Cette approche plus globale de l’école française, explique pourquoi elle se différencie de l’américaine. « Outre-Atlantique, les professeurs de médecine se concentraient sur les pathologies articulaires et les maladies auto-immunes, comme le lupus. L’ostéoporose par exemple relevait uniquement des compétences des endocrinologues et l’arthrose intéressait surtout les chirurgiens orthopédistes ».
Le Pr Florent Coste et son assistant Florian Delbarre ont par la suite donné ses lettres de noblesse à la spécialité. « Tous deux ont souhaité qu’il y ait dans chaque ville de faculté française un service de rhumatologie, ils ont contribué à la formation de chaires de rhumatologie un peu partout en France, dans les années 50. Dans les années 60 se sont développés des réseaux de spécialistes en rhumatologie. Et ceci a abouti à l’apparition de très nombreux rhumatologues, particulièrement compétents».
Une histoire de traitements ?
A cette date la rhumatologie française est en ébullition. Les recherches fondamentales s’accélèrent et le champ d’intervention ne cesse de s’étoffer. « En France, la rhumatologie est une discipline très large aujourd’hui. On prend en charge toutes les atteintes articulaires (par exemple, l’arthrose) et squelettiques (par exemple, l’ostéoporose), le mal de dos, les rhumatismes inflammatoires (spondylarthrite ankylosante), les maladies auto-immunes (lupus), les affections liées à des microcristaux (goutte, chondrocalcinose)… »
L’histoire de la rhumatologie est étroitement liée à celle des traitements médicamenteux. La première révolution en la matière a eu lieu juste après la seconde guerre mondiale, avec l’arrivée de la cortisone. En 1949, l’Américain, Philip S. Hench, observe les effets spectaculaires de la cortisone sur des patients souffrant de polyarthrite rhumatoïde. « A l’époque, les malades étaient totalement immobilisés et infirmes. Traités avec la cortisone, ils se levaient de leur chaise roulante et se retrouvaient quasiment libres de leurs mouvements. C’était assez extraordinaire », s’enthousiasme le Pr Menkès. Mais les effets secondaires nombreux et parfois graves en ont rapidement limité l’usage. »

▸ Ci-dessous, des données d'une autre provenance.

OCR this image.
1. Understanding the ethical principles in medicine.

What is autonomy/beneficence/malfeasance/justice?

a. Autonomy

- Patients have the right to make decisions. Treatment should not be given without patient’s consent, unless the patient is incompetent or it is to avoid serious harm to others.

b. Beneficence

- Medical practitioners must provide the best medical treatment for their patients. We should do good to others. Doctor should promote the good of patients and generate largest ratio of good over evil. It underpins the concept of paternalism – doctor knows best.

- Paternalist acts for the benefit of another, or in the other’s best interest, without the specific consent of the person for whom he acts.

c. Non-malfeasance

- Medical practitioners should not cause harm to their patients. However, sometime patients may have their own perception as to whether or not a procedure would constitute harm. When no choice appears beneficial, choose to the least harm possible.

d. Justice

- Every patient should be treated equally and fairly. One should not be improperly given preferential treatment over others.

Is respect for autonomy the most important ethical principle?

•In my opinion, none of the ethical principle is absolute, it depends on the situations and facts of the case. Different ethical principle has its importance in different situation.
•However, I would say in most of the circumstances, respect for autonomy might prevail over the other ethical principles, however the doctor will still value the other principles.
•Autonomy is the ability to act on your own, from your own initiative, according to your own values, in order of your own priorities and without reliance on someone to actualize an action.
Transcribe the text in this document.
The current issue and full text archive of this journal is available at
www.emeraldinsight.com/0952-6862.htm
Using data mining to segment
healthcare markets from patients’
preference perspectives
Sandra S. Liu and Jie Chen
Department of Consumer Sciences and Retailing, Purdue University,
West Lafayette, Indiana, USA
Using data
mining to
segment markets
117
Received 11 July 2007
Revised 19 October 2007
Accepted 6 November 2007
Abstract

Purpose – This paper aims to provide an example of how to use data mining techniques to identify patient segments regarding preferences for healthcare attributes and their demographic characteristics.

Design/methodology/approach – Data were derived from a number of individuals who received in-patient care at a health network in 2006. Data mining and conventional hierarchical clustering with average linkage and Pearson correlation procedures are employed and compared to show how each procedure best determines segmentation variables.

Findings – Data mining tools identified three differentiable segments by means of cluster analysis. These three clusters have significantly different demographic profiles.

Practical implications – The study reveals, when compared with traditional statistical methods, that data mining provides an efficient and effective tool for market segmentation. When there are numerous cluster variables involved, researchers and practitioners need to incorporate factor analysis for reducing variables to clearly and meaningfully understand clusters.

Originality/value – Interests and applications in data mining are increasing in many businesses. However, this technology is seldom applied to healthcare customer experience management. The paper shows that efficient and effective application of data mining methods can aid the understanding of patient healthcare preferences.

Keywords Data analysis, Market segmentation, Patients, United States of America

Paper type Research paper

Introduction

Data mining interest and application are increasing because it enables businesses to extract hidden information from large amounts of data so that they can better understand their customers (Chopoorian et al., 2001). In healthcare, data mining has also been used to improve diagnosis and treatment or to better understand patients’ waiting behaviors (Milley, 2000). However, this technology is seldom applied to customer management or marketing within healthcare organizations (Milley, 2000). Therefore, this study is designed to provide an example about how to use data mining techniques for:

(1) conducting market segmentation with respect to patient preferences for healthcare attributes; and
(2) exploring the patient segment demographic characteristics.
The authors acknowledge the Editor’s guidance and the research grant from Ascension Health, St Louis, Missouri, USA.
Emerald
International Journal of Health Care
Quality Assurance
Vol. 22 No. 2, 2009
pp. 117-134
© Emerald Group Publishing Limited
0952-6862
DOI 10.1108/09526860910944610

Deuxième révolution, l’apparition du méthotrexate dans les années 1980. « Ce traitement anticancéreux appliqué à faibles doses pour bloquer la réaction inflammatoire liée polyarthrite donnait des résultats intéressants et importants. Cela reste actuellement, le traitement le plus achevé en ce qui concerne le traitement de fond de nombreuses maladies inflammatoires ». Pour le Pr Charles-Joël Menkès, c’est là qu’est intervenu le changement le plus profond dans la pratique des rhumatologues. « Nous étions souvent accusés d’être uniquement des prescripteurs d’anti-inflammatoires non stéroïdiens, occasionnant des ulcères d’estomac, sans pouvoir guérir nos patients. Avec l’arrivée du méthotrexate, la guérison n’est pas encore vue, mais nous pouvions changer la qualité de vie des malades ».
A la fin des années 90, les médicaments dits de biotechnologie vont à leur tour être à l’origine d’un progrès thérapeutique considérable. « Ce qui a été révolutionnaire dans l’approche actuelle de la maladie rhumatismale, c’est la possibilité de bloquer certaines substances dans le sang, ou certaines cellules responsables de la réaction inflammatoire. C’est le TNF. C’est ainsi qu’ont été mis au point les anti-TNF-alpha. Le premier traitement ciblé, lié à l’anomalie même de la maladie. Certains patients souffrant de spondylarthrite ankylosante, par exemple, peuvent également bénéficier grandement de ce traitement et obtenir une rémission ».